« Le sommeil est-il en train de disparaître ? ». Dans un éditorial accompagnant le BEH daté d'aujourd'hui, les Prs Damien Léger (Hôtel Dieu de Paris) et François Bourdillon (Directeur général de santé publique France) s’inquiètent du déclin du temps de sommeil, devenu une sorte de variable d’ajustement vis-à-vis des contraintes de la vie moderne.
1 franaçais sur trois dort moins de 6 heures par jour
Les données du baromètre santé 2017 publiées dans ce numéro thématique, montrent en effet que si le temps de sommeil total (TST) par 24 heures reste proche de 7 heures (6 h 55) en France, plus d’un tiers des Français (35,9 %) dorment désormais moins de 6 heures, 27,7 % sont en dette de sommeil (différence entre temps de sommeil réel et temps de sommeil idéal > 60mn) et 17,4 % en restriction (différence entre temps de sommeil quotidien en semaine et le week-end > 60 mn).

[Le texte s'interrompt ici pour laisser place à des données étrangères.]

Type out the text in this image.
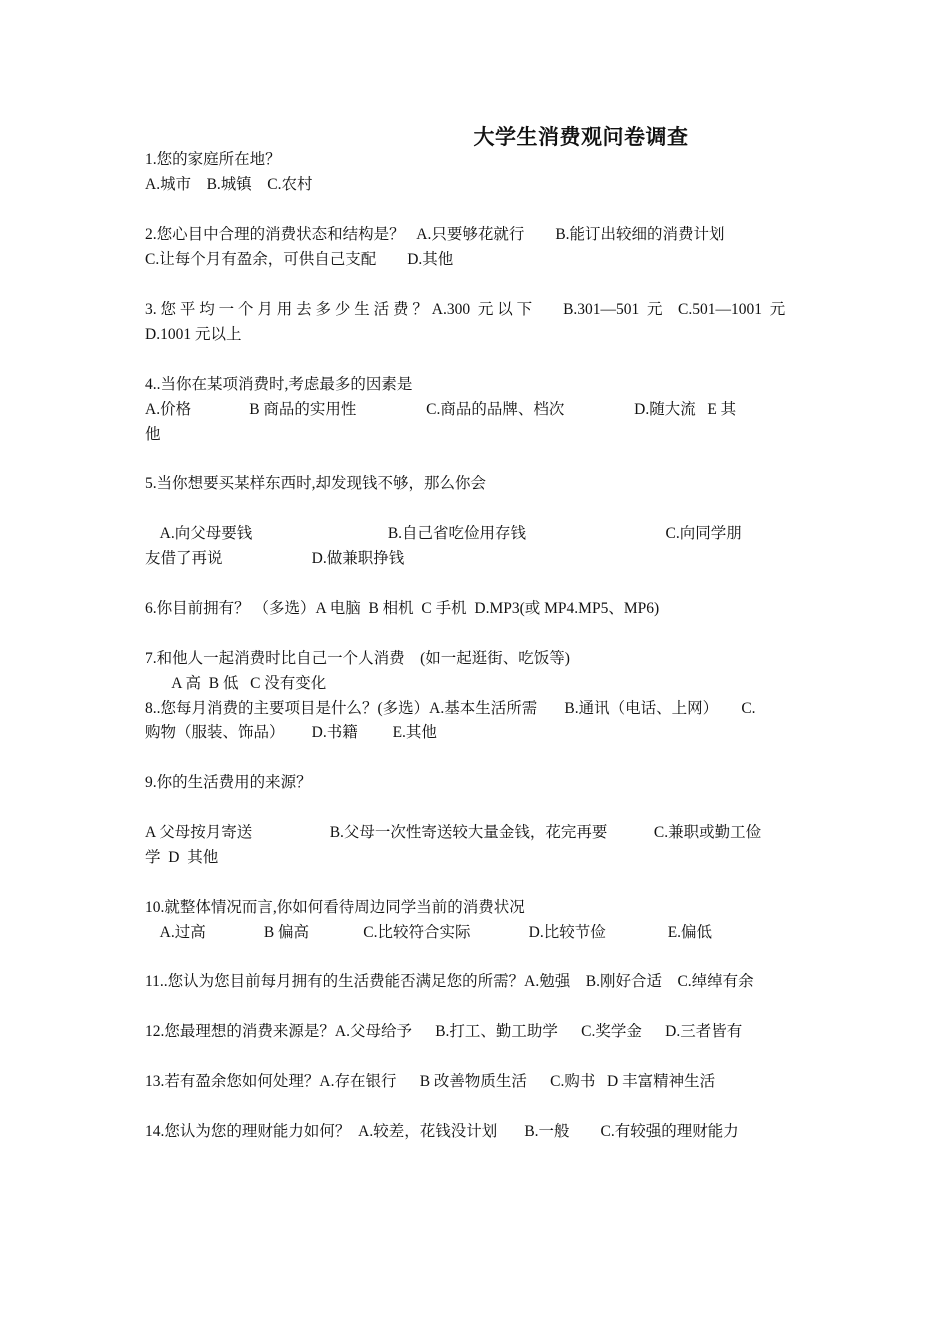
大学生消费观问卷调查
1.您的家庭所在地？
A.城市    B.城镇    C.农村
2.您心目中合理的消费状态和结构是？   A.只要够花就行        B.能订出较细的消费计划
C.让每个月有盈余，可供自己支配        D.其他
3. 您 平 均 一 个 月 用 去 多 少 生 活 费 ？ A.300  元 以 下        B.301—501  元    C.501—1001  元
D.1001 元以上
4..当你在某项消费时,考虑最多的因素是
A.价格               B 商品的实用性                  C.商品的品牌、档次                  D.随大流   E 其
他
5.当你想要买某样东西时,却发现钱不够，那么你会
A.向父母要钱                                   B.自己省吃俭用存钱                                    C.向同学朋
友借了再说                       D.做兼职挣钱
6.你目前拥有？ （多选）A 电脑  B 相机  C 手机  D.MP3(或 MP4.MP5、MP6)
7.和他人一起消费时比自己一个人消费    (如一起逛街、吃饭等)
A 高  B 低   C 没有变化
8..您每月消费的主要项目是什么？(多选）A.基本生活所需       B.通讯（电话、上网）      C.
购物（服装、饰品）       D.书籍         E.其他
9.你的生活费用的来源？
A 父母按月寄送                    B.父母一次性寄送较大量金钱，花完再要            C.兼职或勤工俭
学  D  其他
10.就整体情况而言,你如何看待周边同学当前的消费状况
A.过高               B 偏高              C.比较符合实际               D.比较节俭                E.偏低
11..您认为您目前每月拥有的生活费能否满足您的所需？A.勉强    B.刚好合适    C.绰绰有余
12.您最理想的消费来源是？A.父母给予      B.打工、勤工助学      C.奖学金      D.三者皆有
13.若有盈余您如何处理？A.存在银行      B 改善物质生活      C.购书   D 丰富精神生活
14.您认为您的理财能力如何？  A.较差，花钱没计划       B.一般        C.有较强的理财能力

Et pour la première fois, le temps de sommeil total des adultes en semaine est passé sous la barre des 7 heures quotidiennes habituellement recommandées, pour atteindre 6 heures 42 mn en 2017.

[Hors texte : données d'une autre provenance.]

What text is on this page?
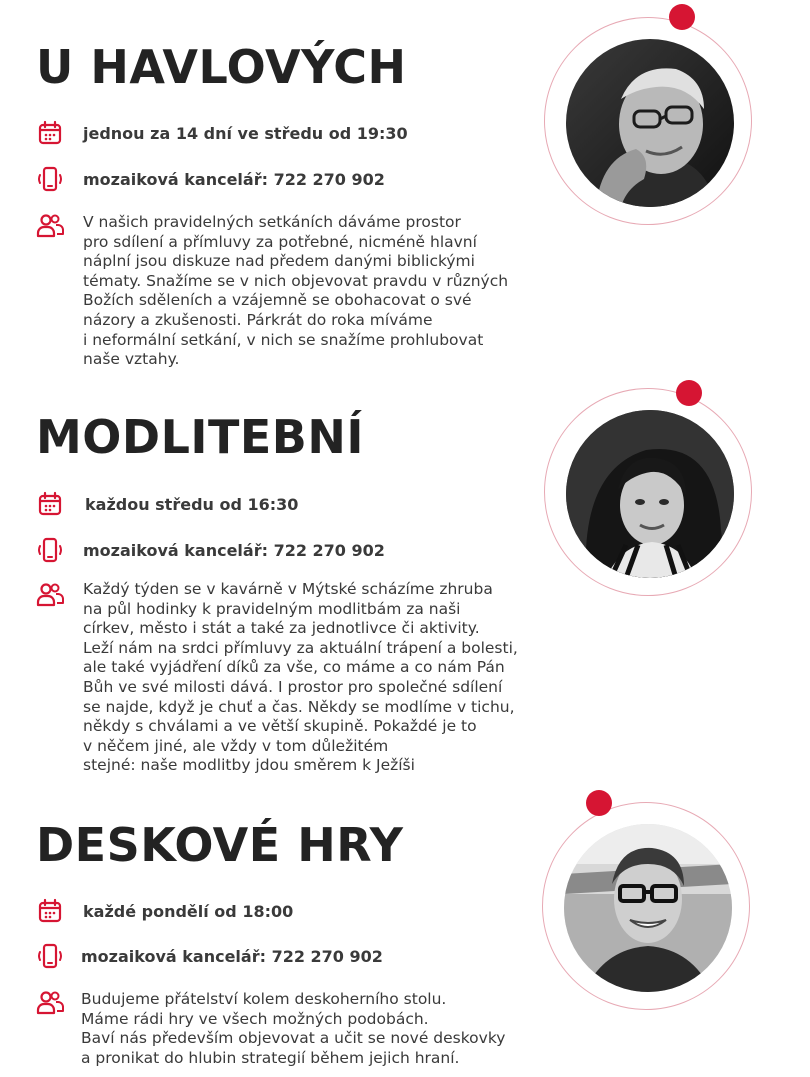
U HAVLOVÝCH
jednou za 14 dní ve středu od 19:30
mozaiková kancelář: 722 270 902
V našich pravidelných setkáních dáváme prostor
pro sdílení a přímluvy za potřebné, nicméně hlavní
náplní jsou diskuze nad předem danými biblickými
tématy. Snažíme se v nich objevovat pravdu v různých
Božích sděleních a vzájemně se obohacovat o své
názory a zkušenosti. Párkrát do roka míváme
i neformální setkání, v nich se snažíme prohlubovat
naše vztahy.
MODLITEBNÍ
každou středu od 16:30
mozaiková kancelář: 722 270 902
Každý týden se v kavárně v Mýtské scházíme zhruba
na půl hodinky k pravidelným modlitbám za naši
církev, město i stát a také za jednotlivce či aktivity.
Leží nám na srdci přímluvy za aktuální trápení a bolesti,
ale také vyjádření díků za vše, co máme a co nám Pán
Bůh ve své milosti dává. I prostor pro společné sdílení
se najde, když je chuť a čas. Někdy se modlíme v tichu,
někdy s chválami a ve větší skupině. Pokaždé je to
v něčem jiné, ale vždy v tom důležitém
stejné: naše modlitby jdou směrem k Ježíši
DESKOVÉ HRY
každé pondělí od 18:00
mozaiková kancelář: 722 270 902
Budujeme přátelství kolem deskoherního stolu.
Máme rádi hry ve všech možných podobách.
Baví nás především objevovat a učit se nové deskovky
a pronikat do hlubin strategií během jejich hraní.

« Notre étude confirme donc de manière pleine et entière la haute prévalence de l’insuffisance de sommeil dans la population générale Française », résument les auteurs qui alertent sur l’impact potentiel de cette carence sur la santé. De plus en plus de publications montrent en effet que dormir moins de 6 heures/24 heures est associé à une augmentation de la morbidité et de la mortalité métabolique, accidentelle et cardiovasculaire,en particulier du risque d’obésité, de diabète de type 2, d’accident vasculaire cérébral, d’hypertension et d’accidents ».
Récupération dominicale
Fait rassurant toutefois : si leurs nuits sont courtes, les Français ont tendance à « récupérer » en faisant la sieste. Ainsi, en semaine, plus d’un quart des adultes (27,4 %) s’accorde au moins un petit somme diurne. De plus « une bonne partie compensent leur dette de sommeil le week-end », que ce soit grâce à la sieste ou par des nuits plus longues, avec un TST/24 heures de 7 h 26 contre 6 h 42 les jours ouvrés. Un bon point, jugent les auteurs qui voient dans cette récupération dominicale « un facteur limitant le risque de comorbidité associé au sommeil court ».

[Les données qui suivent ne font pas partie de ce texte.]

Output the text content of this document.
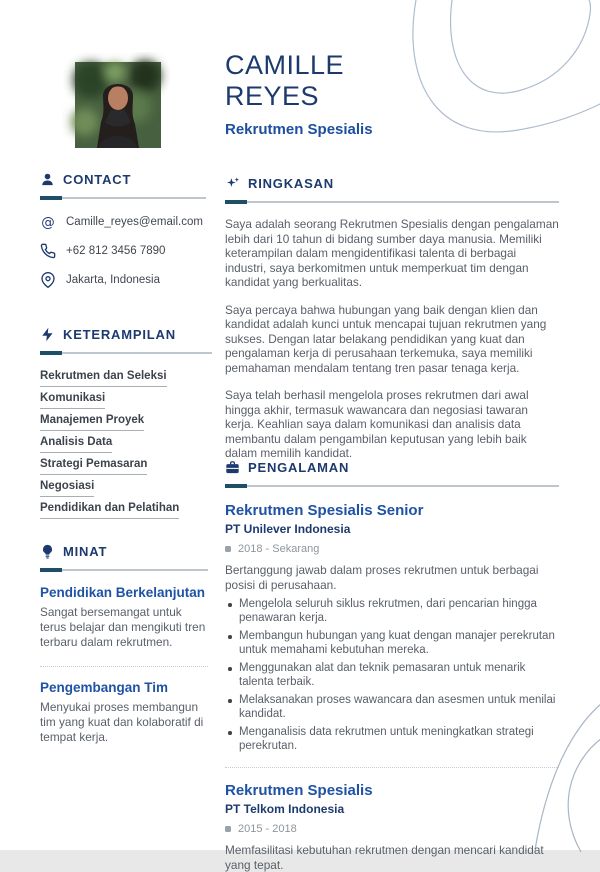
CAMILLE REYES
Rekrutmen Spesialis
CONTACT
@ Camille_reyes@email.com
+62 812 3456 7890
Jakarta, Indonesia
KETERAMPILAN
Rekrutmen dan Seleksi
Komunikasi
Manajemen Proyek
Analisis Data
Strategi Pemasaran
Negosiasi
Pendidikan dan Pelatihan
MINAT
Pendidikan Berkelanjutan
Sangat bersemangat untuk terus belajar dan mengikuti tren terbaru dalam rekrutmen.
Pengembangan Tim
Menyukai proses membangun tim yang kuat dan kolaboratif di tempat kerja.
RINGKASAN

Saya adalah seorang Rekrutmen Spesialis dengan pengalaman lebih dari 10 tahun di bidang sumber daya manusia. Memiliki keterampilan dalam mengidentifikasi talenta di berbagai industri, saya berkomitmen untuk memperkuat tim dengan kandidat yang berkualitas.

Saya percaya bahwa hubungan yang baik dengan klien dan kandidat adalah kunci untuk mencapai tujuan rekrutmen yang sukses. Dengan latar belakang pendidikan yang kuat dan pengalaman kerja di perusahaan terkemuka, saya memiliki pemahaman mendalam tentang tren pasar tenaga kerja.

Saya telah berhasil mengelola proses rekrutmen dari awal hingga akhir, termasuk wawancara dan negosiasi tawaran kerja. Keahlian saya dalam komunikasi dan analisis data membantu dalam pengambilan keputusan yang lebih baik dalam memilih kandidat.

PENGALAMAN
Rekrutmen Spesialis Senior
PT Unilever Indonesia
2018 - Sekarang
Bertanggung jawab dalam proses rekrutmen untuk berbagai posisi di perusahaan.
Mengelola seluruh siklus rekrutmen, dari pencarian hingga penawaran kerja.
Membangun hubungan yang kuat dengan manajer perekrutan untuk memahami kebutuhan mereka.
Menggunakan alat dan teknik pemasaran untuk menarik talenta terbaik.
Melaksanakan proses wawancara dan asesmen untuk menilai kandidat.
Menganalisis data rekrutmen untuk meningkatkan strategi perekrutan.
Rekrutmen Spesialis
PT Telkom Indonesia
2015 - 2018
Memfasilitasi kebutuhan rekrutmen dengan mencari kandidat yang tepat.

Cette tendance à la récupération souligne aussi en contrepoint, l’impact du travail et surtout du temps de transport sur les nuits des Français. La durée du trajet domicile-travail « est probablement un déterminant fort du déclin du sommeil dans nos mégapoles, de même que pour les habitants des zones rurales de plus en plus éloignés des centres de vie active et qui conduisent entre deux et trois heures par jour, rentrant de plus en plus tard, partant de plus en plus tôt et grignotant sur leur temps de sommeil » analyse l’éditorial du BEH.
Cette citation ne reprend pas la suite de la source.